Johnson’s impact was evident on a recent trip to LA’s Ladera Heights, where he opened his first Starbucks and T.G.I. Fridays 10 years ago. Before he arrived, the only restaurants in the neighborhood served fast food or soul food.  Now, the Ladera Shopping Center is booming as other retailers have followed Magic’s lead.

In this community, he’s every bit the star he was on the court — approachable and gracious to a fault, whether the cameras were rolling or not.

“I’m a part of the fabric of the community,” he said. “And they know that I invested in them. I didn’t talk about it, I was a man about it.”

His latest venture has the business world buzzing; Canyon Johnson Funds has raised $2 billion to finance real estate projects in cities across the country. 

“Now they’re saying, ‘OK, let’s get together now,’ ” he said with a laugh. “I had to bang down doors.
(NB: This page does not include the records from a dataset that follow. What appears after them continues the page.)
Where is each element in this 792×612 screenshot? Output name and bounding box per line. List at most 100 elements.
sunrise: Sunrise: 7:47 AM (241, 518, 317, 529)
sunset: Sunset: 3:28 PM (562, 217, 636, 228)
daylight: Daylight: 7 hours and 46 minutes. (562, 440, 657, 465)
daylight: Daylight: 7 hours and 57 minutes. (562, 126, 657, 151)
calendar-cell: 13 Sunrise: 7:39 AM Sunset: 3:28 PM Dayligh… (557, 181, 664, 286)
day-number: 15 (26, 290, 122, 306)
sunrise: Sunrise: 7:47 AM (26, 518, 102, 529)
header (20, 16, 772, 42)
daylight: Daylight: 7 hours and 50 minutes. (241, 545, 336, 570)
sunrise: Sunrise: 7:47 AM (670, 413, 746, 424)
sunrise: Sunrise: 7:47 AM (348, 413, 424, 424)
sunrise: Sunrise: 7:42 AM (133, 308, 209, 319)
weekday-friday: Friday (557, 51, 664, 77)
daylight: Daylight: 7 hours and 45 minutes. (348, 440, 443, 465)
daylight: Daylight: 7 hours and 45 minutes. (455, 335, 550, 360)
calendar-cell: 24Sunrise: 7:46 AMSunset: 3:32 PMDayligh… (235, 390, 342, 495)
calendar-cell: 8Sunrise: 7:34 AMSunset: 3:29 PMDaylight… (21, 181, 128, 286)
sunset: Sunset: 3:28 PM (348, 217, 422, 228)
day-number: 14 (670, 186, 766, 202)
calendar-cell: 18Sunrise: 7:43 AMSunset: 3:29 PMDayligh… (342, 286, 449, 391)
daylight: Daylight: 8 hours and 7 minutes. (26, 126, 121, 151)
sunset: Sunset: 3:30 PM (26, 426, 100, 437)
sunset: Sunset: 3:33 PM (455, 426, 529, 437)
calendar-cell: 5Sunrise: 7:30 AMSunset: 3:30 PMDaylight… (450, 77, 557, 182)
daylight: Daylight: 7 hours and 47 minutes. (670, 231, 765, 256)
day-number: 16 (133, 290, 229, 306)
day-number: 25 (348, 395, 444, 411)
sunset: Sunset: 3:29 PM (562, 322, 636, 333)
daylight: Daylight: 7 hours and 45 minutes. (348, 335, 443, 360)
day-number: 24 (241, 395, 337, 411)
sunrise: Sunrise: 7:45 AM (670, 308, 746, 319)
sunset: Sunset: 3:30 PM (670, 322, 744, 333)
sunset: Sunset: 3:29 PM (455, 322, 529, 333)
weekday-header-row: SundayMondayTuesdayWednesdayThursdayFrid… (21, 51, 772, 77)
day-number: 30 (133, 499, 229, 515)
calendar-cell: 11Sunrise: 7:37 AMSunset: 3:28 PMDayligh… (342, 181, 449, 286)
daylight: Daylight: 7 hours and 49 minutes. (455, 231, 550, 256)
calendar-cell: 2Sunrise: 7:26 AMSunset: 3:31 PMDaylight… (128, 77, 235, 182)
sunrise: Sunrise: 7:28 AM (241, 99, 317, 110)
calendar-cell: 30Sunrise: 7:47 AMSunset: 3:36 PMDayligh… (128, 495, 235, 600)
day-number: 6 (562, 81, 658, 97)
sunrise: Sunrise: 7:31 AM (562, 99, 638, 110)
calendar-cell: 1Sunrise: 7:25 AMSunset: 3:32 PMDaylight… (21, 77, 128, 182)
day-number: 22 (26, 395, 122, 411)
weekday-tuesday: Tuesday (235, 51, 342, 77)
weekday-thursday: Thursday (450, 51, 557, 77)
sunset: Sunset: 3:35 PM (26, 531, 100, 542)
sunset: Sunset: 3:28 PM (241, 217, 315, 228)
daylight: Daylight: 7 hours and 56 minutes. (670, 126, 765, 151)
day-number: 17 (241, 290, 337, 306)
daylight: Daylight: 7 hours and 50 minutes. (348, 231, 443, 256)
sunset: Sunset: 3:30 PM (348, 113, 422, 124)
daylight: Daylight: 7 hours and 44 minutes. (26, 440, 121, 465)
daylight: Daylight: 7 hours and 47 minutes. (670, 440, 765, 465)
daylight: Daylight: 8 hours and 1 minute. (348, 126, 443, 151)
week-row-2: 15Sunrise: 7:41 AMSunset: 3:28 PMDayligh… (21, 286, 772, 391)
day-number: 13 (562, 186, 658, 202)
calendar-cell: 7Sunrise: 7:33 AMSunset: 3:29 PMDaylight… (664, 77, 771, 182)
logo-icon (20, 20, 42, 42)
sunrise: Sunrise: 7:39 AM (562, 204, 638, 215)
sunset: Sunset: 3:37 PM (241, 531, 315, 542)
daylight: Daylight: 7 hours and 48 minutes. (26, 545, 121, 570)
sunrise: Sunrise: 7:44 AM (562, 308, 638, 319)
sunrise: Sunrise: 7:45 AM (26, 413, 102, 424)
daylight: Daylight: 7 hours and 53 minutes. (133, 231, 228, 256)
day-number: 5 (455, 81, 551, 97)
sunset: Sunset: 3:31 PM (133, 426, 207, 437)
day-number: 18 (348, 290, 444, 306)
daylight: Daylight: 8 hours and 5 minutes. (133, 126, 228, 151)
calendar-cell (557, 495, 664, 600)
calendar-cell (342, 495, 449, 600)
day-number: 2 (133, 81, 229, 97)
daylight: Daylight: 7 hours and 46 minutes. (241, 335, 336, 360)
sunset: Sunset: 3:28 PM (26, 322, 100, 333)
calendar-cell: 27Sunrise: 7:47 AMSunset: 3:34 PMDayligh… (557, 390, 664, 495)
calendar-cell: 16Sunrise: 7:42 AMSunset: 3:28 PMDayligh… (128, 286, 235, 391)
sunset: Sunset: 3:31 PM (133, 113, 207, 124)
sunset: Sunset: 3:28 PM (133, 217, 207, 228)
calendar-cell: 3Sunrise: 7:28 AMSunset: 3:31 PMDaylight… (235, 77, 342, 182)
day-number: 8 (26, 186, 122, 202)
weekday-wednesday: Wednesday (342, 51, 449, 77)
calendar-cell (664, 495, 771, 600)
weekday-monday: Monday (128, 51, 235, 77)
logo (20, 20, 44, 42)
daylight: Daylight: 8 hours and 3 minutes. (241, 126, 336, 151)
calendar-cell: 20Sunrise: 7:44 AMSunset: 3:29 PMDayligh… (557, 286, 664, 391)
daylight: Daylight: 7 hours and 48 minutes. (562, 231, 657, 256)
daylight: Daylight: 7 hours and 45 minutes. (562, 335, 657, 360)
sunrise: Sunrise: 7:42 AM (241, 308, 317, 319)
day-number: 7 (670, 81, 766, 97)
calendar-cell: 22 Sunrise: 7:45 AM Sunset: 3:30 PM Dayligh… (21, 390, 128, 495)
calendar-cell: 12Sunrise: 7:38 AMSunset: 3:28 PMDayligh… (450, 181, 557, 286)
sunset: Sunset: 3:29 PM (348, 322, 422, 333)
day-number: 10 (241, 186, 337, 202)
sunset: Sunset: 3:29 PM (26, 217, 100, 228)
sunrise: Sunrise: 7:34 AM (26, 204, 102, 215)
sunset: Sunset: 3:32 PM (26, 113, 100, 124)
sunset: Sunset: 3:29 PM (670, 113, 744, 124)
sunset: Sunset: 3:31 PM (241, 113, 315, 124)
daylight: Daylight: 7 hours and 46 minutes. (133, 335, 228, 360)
I had to really show them that I was a serious business man.  Then, the track record had to come.”

As a mogul, Magic Johnson may be bigger now than he was in the NBA, which is why some of today’s star athletes, like Alex Rodriguez, have turned to him for advice.

“He is probably one of the top three greatest basketball players to ever lace them up and to say that perhaps he’s had a better business career,” said Rodriguez. “It is quite remarkable.”

With a $275 million contract, A-Rod is the highest paid player in baseball, yet he’s already talking to Magic about life after the big leagues.

“He’s done so much, and he’s just really been a university of knowledge and example for all of us that are playing today,” said Rodriguez. “He has great common sense. If you talk to him about business, he doesn’t over complicate it. He likes looking outside the building, looking at a business and within four or five minutes — kind of like Warren Buffet — Does it make sense, or it doesn’t make sense?”